Despite the clear differences among test kits in extraction efficiency, testing of DNA extraction from substrates inoculated with a serovar Enteritidis suspension does not completely reflect real environmental samples containing naturally present S. enterica. In fact, naturally present S. enterica might be aggregated on or between substrate particles, which could make the extraction of DNA from all cells present even more complicated. The extent to which spatial distribution affects the S. enterica DNA extraction efficiency has not been evaluated. Nevertheless, based on the rigorous lysis and homogenization during the DNA extraction procedures, it is expected to have only a minor influence on the recovery of Salmonella serovar Enteritidis DNA present in the tested substrates.

Direct evaluation of the efficiency of the complete DNA extraction and amplification procedure was enabled by implementation of a GIPC. This improvement enabled the identification of false-negative results introduced by procedural failures or mistakes. A major advantage of the developed GIPC is the fact that it is absent in natural environments (except in the cnidarian jellyfish Aequorea victoria), since its detection is based on the gfp gene of the GIPC. Therefore, independent of the substrate tested, the gfp gene can be detected simultaneously with the target (in our case serovar Enteritidis) after DNA extraction using TaqMan PCR. This is an advantage over other previously published approaches, which use housekeeping genes to control the DNA extraction and amplification efficiency. The use of such housekeeping genes is not sufficient, since the exact initial amount of control material (DNA) is not known, thus allowing only qualitative validation of a sample tested. Moreover, these controls are applicable only if the corresponding housekeeping genes are indeed present in the environmental sample (plant or animal cells) tested. Finally, the amount of housekeeping genes often exceeds the amount of target DNA, resulting in a competitive PCR amplification strongly affecting the sensitivity, precision, and accuracy of the assay. The coamplification of a different target will in each case affect the sensitivity of the primary target amplification. To reduce any influence of coamplification, the amount of GIPC is limited to a set level to ensure that the target DNA is always present in excess. Thus, the amplification of the target is influenced only at a very minor level (17).

In general, a more accurate quantification of S. enterica (or any other pathogen) from soil, manure, or compost can be obtained using the GIPC. By doing so, the presence of inhibitory factors is first determined by calculating the mean and SD of the GIPC C_T values. Samples that present a statistically different C_T value (of GIPC) than the water controls and the negative substrate control samples are not valid for quantification. From all other samples the amount of target CFU can then be calculated.

Applying this approach allowed a more accurate quantification of the target initially present in the substrate tested using a dilution series of serovar Enteritidis added to soil and manure. However, these data also indicated that the applied molecular approach (DNA extraction followed by TaqMan PCR) still leads to quantification errors in detecting an organism like S. enterica in environmental substrates. Until a (nearly) perfect quantification of organisms (or a specific DNA target from environmental substrates) is feasible using molecular techniques, the approach described in this paper might provide a more accurate quantification of target organisms or DNA than other currently used molecular quantification methods. Finally, the method presented in this paper might be a good addition to the standardized methods for identification and detection of S. enterica in environmental substrates, especially since preenrichment of samples is currently still obligatory to enable the detection of even 1 CFU of S. enterica in 25 g of substrate.

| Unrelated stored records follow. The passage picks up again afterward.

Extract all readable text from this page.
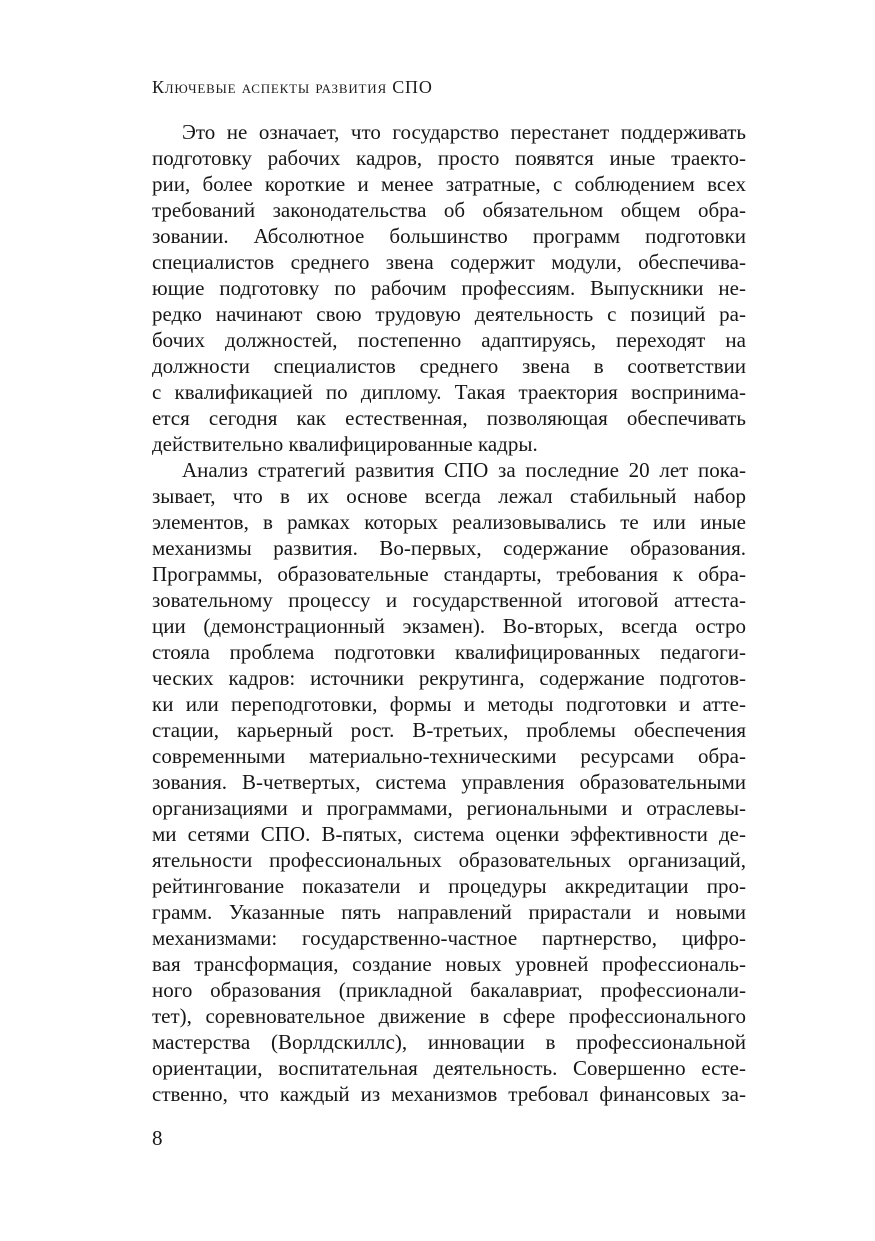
Ключевые аспекты развития СПО
Это не означает, что государство перестанет поддерживать
подготовку рабочих кадров, просто появятся иные траекто-
рии, более короткие и менее затратные, с соблюдением всех
требований законодательства об обязательном общем обра-
зовании. Абсолютное большинство программ подготовки
специалистов среднего звена содержит модули, обеспечива-
ющие подготовку по рабочим профессиям. Выпускники не-
редко начинают свою трудовую деятельность с позиций ра-
бочих должностей, постепенно адаптируясь, переходят на
должности специалистов среднего звена в соответствии
с квалификацией по диплому. Такая траектория воспринима-
ется сегодня как естественная, позволяющая обеспечивать
действительно квалифицированные кадры.
Анализ стратегий развития СПО за последние 20 лет пока-
зывает, что в их основе всегда лежал стабильный набор
элементов, в рамках которых реализовывались те или иные
механизмы развития. Во-первых, содержание образования.
Программы, образовательные стандарты, требования к обра-
зовательному процессу и государственной итоговой аттеста-
ции (демонстрационный экзамен). Во-вторых, всегда остро
стояла проблема подготовки квалифицированных педагоги-
ческих кадров: источники рекрутинга, содержание подготов-
ки или переподготовки, формы и методы подготовки и атте-
стации, карьерный рост. В-третьих, проблемы обеспечения
современными материально-техническими ресурсами обра-
зования. В-четвертых, система управления образовательными
организациями и программами, региональными и отраслевы-
ми сетями СПО. В-пятых, система оценки эффективности де-
ятельности профессиональных образовательных организаций,
рейтингование показатели и процедуры аккредитации про-
грамм. Указанные пять направлений прирастали и новыми
механизмами: государственно-частное партнерство, цифро-
вая трансформация, создание новых уровней профессиональ-
ного образования (прикладной бакалавриат, профессионали-
тет), соревновательное движение в сфере профессионального
мастерства (Ворлдскиллс), инновации в профессиональной
ориентации, воспитательная деятельность. Совершенно есте-
ственно, что каждый из механизмов требовал финансовых за-
8
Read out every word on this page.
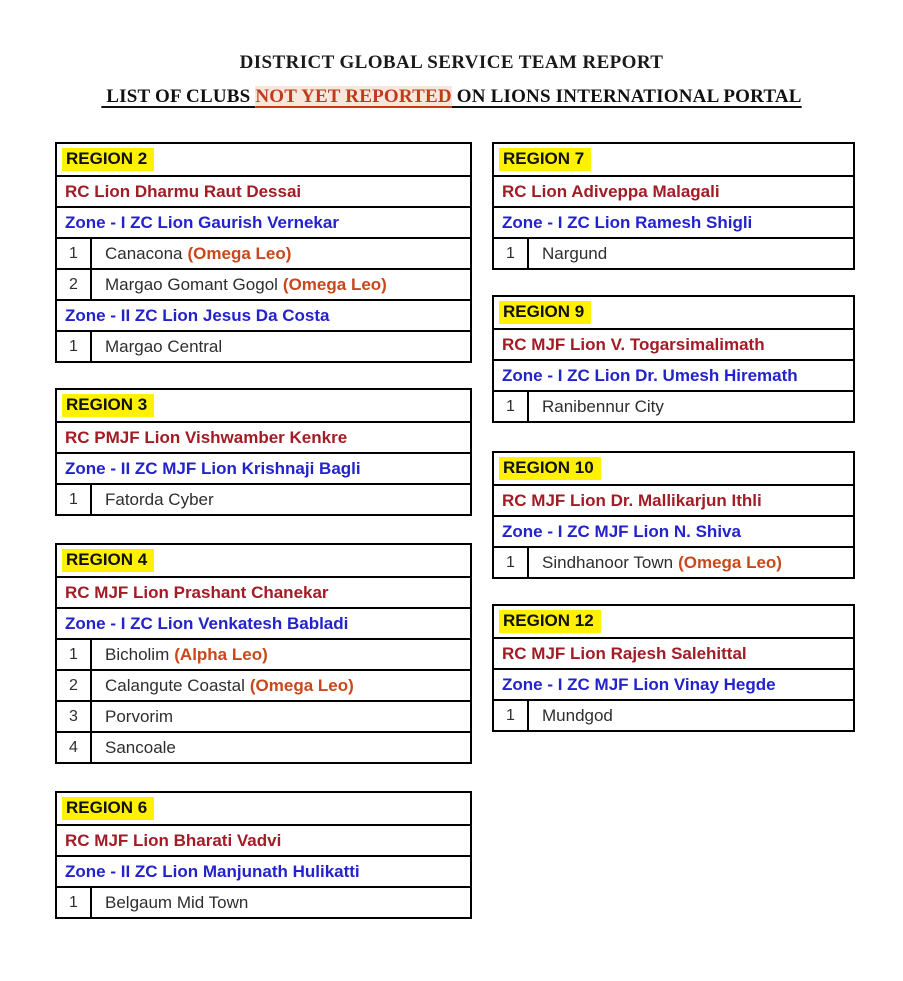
DISTRICT GLOBAL SERVICE TEAM REPORT
LIST OF CLUBS NOT YET REPORTED ON LIONS INTERNATIONAL PORTAL
REGION 2
RC Lion Dharmu Raut Dessai
Zone - I ZC Lion Gaurish Vernekar
1	Canacona (Omega Leo)
2	Margao Gomant Gogol (Omega Leo)
Zone - II ZC Lion Jesus Da Costa
1	Margao Central
REGION 3
RC PMJF Lion Vishwamber Kenkre
Zone - II ZC MJF Lion Krishnaji Bagli
1	Fatorda Cyber
REGION 4
RC MJF Lion Prashant Chanekar
Zone - I ZC Lion Venkatesh Babladi
1	Bicholim (Alpha Leo)
2	Calangute Coastal (Omega Leo)
3	Porvorim
4	Sancoale
REGION 6
RC MJF Lion Bharati Vadvi
Zone - II ZC Lion Manjunath Hulikatti
1	Belgaum Mid Town
REGION 7
RC Lion Adiveppa Malagali
Zone - I ZC Lion Ramesh Shigli
1	Nargund
REGION 9
RC MJF Lion V. Togarsimalimath
Zone - I ZC Lion Dr. Umesh Hiremath
1	Ranibennur City
REGION 10
RC MJF Lion Dr. Mallikarjun Ithli
Zone - I ZC MJF Lion N. Shiva
1	Sindhanoor Town (Omega Leo)
REGION 12
RC MJF Lion Rajesh Salehittal
Zone - I ZC MJF Lion Vinay Hegde
1	Mundgod
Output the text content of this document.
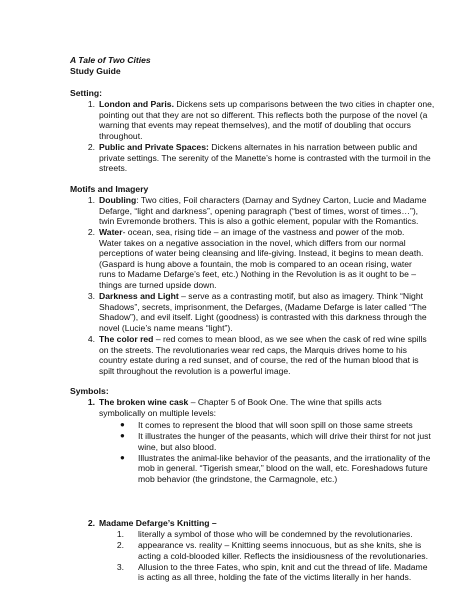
A Tale of Two Cities
Study Guide
Setting:
1. London and Paris. Dickens sets up comparisons between the two cities in chapter one,
pointing out that they are not so different. This reflects both the purpose of the novel (a
warning that events may repeat themselves), and the motif of doubling that occurs
throughout.
2. Public and Private Spaces: Dickens alternates in his narration between public and
private settings. The serenity of the Manette’s home is contrasted with the turmoil in the
streets.
Motifs and Imagery
1. Doubling: Two cities, Foil characters (Darnay and Sydney Carton, Lucie and Madame
Defarge, “light and darkness”, opening paragraph (“best of times, worst of times…”),
twin Evremonde brothers. This is also a gothic element, popular with the Romantics.
2. Water- ocean, sea, rising tide – an image of the vastness and power of the mob.
Water takes on a negative association in the novel, which differs from our normal
perceptions of water being cleansing and life-giving. Instead, it begins to mean death.
(Gaspard is hung above a fountain, the mob is compared to an ocean rising, water
runs to Madame Defarge’s feet, etc.) Nothing in the Revolution is as it ought to be –
things are turned upside down.
3. Darkness and Light – serve as a contrasting motif, but also as imagery. Think “Night
Shadows”, secrets, imprisonment, the Defarges, (Madame Defarge is later called “The
Shadow”), and evil itself. Light (goodness) is contrasted with this darkness through the
novel (Lucie’s name means “light”).
4. The color red – red comes to mean blood, as we see when the cask of red wine spills
on the streets. The revolutionaries wear red caps, the Marquis drives home to his
country estate during a red sunset, and of course, the red of the human blood that is
spilt throughout the revolution is a powerful image.
Symbols:
1. The broken wine cask – Chapter 5 of Book One. The wine that spills acts
symbolically on multiple levels:
● It comes to represent the blood that will soon spill on those same streets
● It illustrates the hunger of the peasants, which will drive their thirst for not just
wine, but also blood.
● Illustrates the animal-like behavior of the peasants, and the irrationality of the
mob in general. “Tigerish smear,” blood on the wall, etc. Foreshadows future
mob behavior (the grindstone, the Carmagnole, etc.)
2. Madame Defarge’s Knitting –
1. literally a symbol of those who will be condemned by the revolutionaries.
2. appearance vs. reality – Knitting seems innocuous, but as she knits, she is
acting a cold-blooded killer. Reflects the insidiousness of the revolutionaries.
3. Allusion to the three Fates, who spin, knit and cut the thread of life. Madame
is acting as all three, holding the fate of the victims literally in her hands.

In conclusion, the optimized procedure provides an improved, sensitive, and precise method, eliminating a false-negative diagnosis by the introduction of a GIPC. The approach of adding a fixed amount of GIPC prior to DNA extraction provides an efficient and reliable way for evaluating and validating DNA extraction and amplification of each individual sample in one tube, independent of the substrate tested. The method is applicable for high-throughput analysis and routine diagnosis and allows a more accurate quantification of S. enterica present in soil, manure, or compost.

Acknowledgments

This research was supported by the Horticultural Product Board (Produktschap Tuinbouw), The Netherlands, Technology Foundation STW, the Applied Science Division of NWO, the Technology Program of the Ministry of Economic Affairs, and NWO Russia collaborative grant 047.014.001.

We thank H. Aarts from RIKILT, The Netherlands, for providing S. enterica serovar Enteritidis ATCC 13076 and R. J. Sayler (Department of Plant Pathology, University of Arkansas, Fayetteville, Ark.) for providing E. coli strain 99507gfp. We also thank E. Franz and A. Termorshuizen for the constructive discussions and their valuable statistical expertise.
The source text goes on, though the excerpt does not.